Do you think some early adopters will be targeted by criminals online? Early iPhone users by definition are going to be wealthier than the average person. And for a criminal, there's bound to be payoff in stealing the personal data of someone like that.
Mehta: The people who are going to buy (the iPhone) are the people who have $500 to spend on a smart phone and are fairly technology savvy as well. Again, it's a phone and its also, from my understanding, being marketed in a consumer space, and has features that are much more attractive to consumers instead of businesses in terms of the ability to download and play media of all different types on it, and so on.
The iPhone is likely to be one of the most complex smart phones that we've seen to date. As such, it will be challenging to have to a completely secure code base.
So businesses will likely have employees that use it, but in terms of sanctioned IT use within an enterprise environment it's probably not going to be that common. It's always possible that there will be attackers who will launch sophisticated attacks against someone with an iPhone, but there are a lot of other mobile devices that are much more common within an enterprise environment, such as the BlackBerry for example, that are more interesting targets--at least in the short term.
You mentioned that the iPhone's being marketed as a consumer phone. That means there will be a lot of media-rich applications preinstalled. How will that affect the overall security of the device?
Mehta: You can look at it as a portable computing device, more so than any other mobile phone, in its traditional sense, so it is going to have to understand many different types of multimedia formats. It will be able to play audio, video, pull that content off the wireless network, or off a PC that it's connected to. It will also understand e-mail. It will contain, possibly, a full-featured version of Mac OS X, and so the complexity of the device makes it more challenging to secure.
We're seeing this with all the different smart-phone platforms--as they become more complex, have more features built into them, they also have more opportunities for hackers to break into them. The iPhone is likely to be one of the most complex smart phones that we've seen to date. As such, it will be challenging to have a completely secure code base?And so we'll likely see the need for updates for the iPhone as flaws are discovered.

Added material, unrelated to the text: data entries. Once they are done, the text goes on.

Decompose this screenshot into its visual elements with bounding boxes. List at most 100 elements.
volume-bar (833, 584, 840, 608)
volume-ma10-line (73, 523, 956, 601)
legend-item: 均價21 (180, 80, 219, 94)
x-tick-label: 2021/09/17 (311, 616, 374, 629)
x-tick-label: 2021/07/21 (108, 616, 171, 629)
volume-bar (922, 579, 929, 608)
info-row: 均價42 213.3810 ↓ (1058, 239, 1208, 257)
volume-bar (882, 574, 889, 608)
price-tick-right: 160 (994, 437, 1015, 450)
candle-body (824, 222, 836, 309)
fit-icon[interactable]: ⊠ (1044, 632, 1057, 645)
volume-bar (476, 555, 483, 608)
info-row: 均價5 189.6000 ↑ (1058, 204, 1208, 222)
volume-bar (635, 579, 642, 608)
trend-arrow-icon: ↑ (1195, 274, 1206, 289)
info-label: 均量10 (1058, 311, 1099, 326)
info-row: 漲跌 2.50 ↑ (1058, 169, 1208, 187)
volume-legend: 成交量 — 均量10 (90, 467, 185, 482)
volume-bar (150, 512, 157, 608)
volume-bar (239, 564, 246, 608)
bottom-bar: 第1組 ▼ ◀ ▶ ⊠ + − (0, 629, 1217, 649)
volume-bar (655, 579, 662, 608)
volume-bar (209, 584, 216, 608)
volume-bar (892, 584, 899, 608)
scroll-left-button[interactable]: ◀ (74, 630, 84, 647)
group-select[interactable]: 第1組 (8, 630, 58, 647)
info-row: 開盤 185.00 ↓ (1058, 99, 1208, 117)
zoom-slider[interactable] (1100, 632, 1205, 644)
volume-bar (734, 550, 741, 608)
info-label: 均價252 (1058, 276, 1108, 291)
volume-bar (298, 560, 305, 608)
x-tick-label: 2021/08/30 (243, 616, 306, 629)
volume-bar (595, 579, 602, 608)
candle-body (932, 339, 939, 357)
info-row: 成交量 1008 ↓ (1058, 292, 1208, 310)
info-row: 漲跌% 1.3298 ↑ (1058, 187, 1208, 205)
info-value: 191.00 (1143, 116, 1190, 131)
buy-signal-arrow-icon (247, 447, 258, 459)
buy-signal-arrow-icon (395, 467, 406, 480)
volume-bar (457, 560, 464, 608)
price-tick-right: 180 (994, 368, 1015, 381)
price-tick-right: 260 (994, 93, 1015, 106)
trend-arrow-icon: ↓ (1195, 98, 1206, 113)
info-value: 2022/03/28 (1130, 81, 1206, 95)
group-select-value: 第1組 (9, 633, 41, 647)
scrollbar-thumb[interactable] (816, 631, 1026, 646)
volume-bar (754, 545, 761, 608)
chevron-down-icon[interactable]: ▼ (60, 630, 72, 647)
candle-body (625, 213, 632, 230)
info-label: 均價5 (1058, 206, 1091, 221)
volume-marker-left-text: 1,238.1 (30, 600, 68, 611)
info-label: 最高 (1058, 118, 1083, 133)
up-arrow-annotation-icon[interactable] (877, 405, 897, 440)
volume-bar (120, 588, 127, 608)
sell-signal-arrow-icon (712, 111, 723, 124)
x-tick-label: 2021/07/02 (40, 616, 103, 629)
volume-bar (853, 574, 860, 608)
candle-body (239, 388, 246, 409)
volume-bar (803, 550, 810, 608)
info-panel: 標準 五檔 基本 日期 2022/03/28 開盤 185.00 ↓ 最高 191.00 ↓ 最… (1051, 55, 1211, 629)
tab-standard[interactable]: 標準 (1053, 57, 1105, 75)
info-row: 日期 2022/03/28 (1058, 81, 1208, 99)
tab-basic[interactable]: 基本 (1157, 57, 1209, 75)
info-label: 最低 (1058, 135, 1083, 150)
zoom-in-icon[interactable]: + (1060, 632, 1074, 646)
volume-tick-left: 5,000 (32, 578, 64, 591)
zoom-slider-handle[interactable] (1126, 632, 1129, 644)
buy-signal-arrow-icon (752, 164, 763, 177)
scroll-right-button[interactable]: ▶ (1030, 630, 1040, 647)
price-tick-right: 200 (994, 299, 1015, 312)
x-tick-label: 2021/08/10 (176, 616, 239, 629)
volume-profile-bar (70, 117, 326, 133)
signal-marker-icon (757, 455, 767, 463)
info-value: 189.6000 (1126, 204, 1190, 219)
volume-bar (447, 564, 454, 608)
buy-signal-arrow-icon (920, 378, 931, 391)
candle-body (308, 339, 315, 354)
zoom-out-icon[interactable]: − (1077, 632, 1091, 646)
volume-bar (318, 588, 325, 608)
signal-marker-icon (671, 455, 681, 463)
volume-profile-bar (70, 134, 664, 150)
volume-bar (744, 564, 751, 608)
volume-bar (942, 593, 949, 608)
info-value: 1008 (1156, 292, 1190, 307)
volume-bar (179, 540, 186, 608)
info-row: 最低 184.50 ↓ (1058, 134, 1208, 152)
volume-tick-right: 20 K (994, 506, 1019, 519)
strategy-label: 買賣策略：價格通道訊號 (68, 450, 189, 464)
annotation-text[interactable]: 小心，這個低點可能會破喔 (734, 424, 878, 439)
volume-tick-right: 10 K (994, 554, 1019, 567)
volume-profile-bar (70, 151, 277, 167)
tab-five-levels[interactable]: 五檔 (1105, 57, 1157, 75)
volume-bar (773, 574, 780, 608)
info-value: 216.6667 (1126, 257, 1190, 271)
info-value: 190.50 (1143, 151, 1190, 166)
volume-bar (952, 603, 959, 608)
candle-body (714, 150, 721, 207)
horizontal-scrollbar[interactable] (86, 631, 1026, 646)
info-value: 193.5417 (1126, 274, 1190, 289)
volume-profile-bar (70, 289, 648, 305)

Speaking of flaws, there have been a few exploits developed recently for Mac OS X vulnerabilities. Mac OS X is based on Unix. Isn't it likely, with the increased interest in Mac OS, that someone will start porting over existing Unix exploits and trying them against the Mac?
Mehta: Mac is based off or derived from BSD Unix. The OS X that's running on iPhone will most likely be derived from the same original code base. But, the one thing that will probably be a huge factor in how easy it is to port exploits over is the processor that's in the phone. At the moment we don't know for sure what that processor will be. If it's an Intel-based processor, then it will be very similar to the current generation of Mac computers. There probably won't be that much difficulty for attackers to port exploits from existing Mac platforms over to the iPhone.
But if it turns out to be an ARM processor, for example, that's different. ARM has the biggest share of the processor market for mobile devices. That may be something a little bit new for the people who have been writing exploits for the Unix environment or for the Mac computing devices. If there's a change in processor architecture, it may take them a little bit of time. It's something that attackers who are determined will overcome. I think that Apple has been very tight-lipped about the underlying processor that will be running on the iPhone. I suspect that we will find out on Friday. Before then we're just guessing.